What was meant to be a class project became a way for Troy students to voice their opinions about their satisfaction with the university.
Olivia Melton, a sophomore math and economics major from Orange Beach, created a Troy University Student Satisfaction Survey on Surveymonkey.com that consisted of 10 questions about student life and students’ overall satisfaction of Troy.
Melton originally created the survey for her Introduction to Social Science Inquiry class, but decided to make the project bigger.
After advertising the survey on Trojan Today for three days, posting the survey on the Troy University Textbook Exchange page, and announcing it at Student Government Association meetings and by word-of-mouth, 539 students took Melton’s satisfaction survey. The survey was available for two weeks.
Melton, in her project portfolio, said that the data compiled from the survey could help students support their opinions when they “go to Troy faculty to justify any concerns they have.”

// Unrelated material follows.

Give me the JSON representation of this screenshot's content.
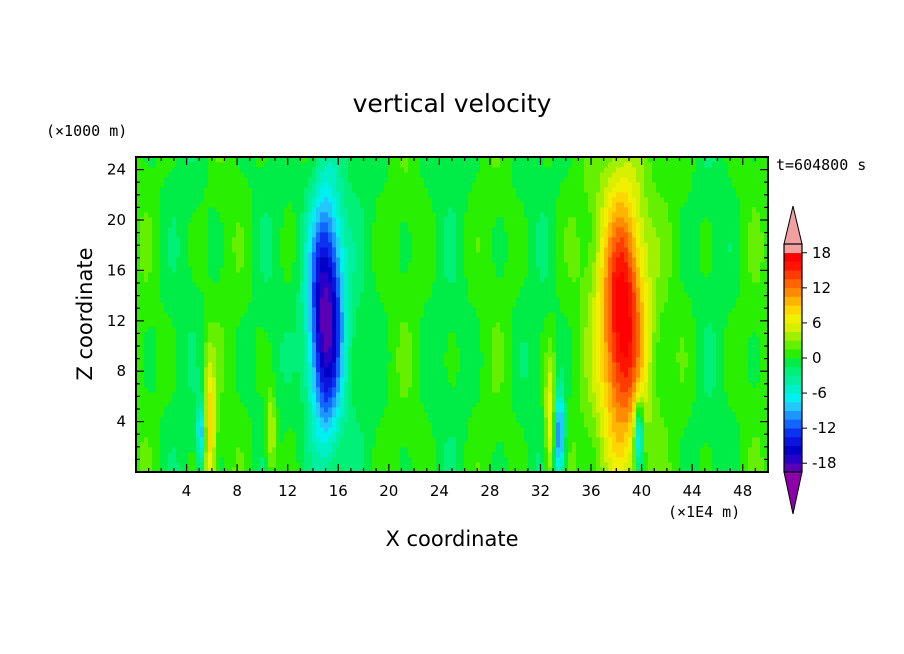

The survey included questions about a fee to have a 24-hour library, dining hours and Troy’s communication to the student body about certain events.
Melton found that there was a direct correlation between classification, library use and willingness to pay a $25 fee to have a 24-hour library.
Higher classifications (seniors and juniors) had higher percentages ranging from 48 to 51 percent saying they would pay the fee to have a 24-hour library, though lower classifications (freshman and sophomores) had a significant 35 to 46 percent that would be willing to pay the fee as well.
Students were then asked about their satisfaction with dining hall hours.
All classifications showed extreme dissatisfaction with the hours. The results for each classification ranged from 61 to 80 percent, with sophomores being the most dissatisfied with dining hall hours.
Melton, said that in her results, she found that 46 percent of students were not happy with how Troy’s communication about volunteer events and opportunities, though other campus activities and athletic events had very high percentages.
Melton, in the conclusion of her portfolio, said that the “results collected should help the student leaders and Troy University’s faculty become more productive in satisfying the student body’s needs.”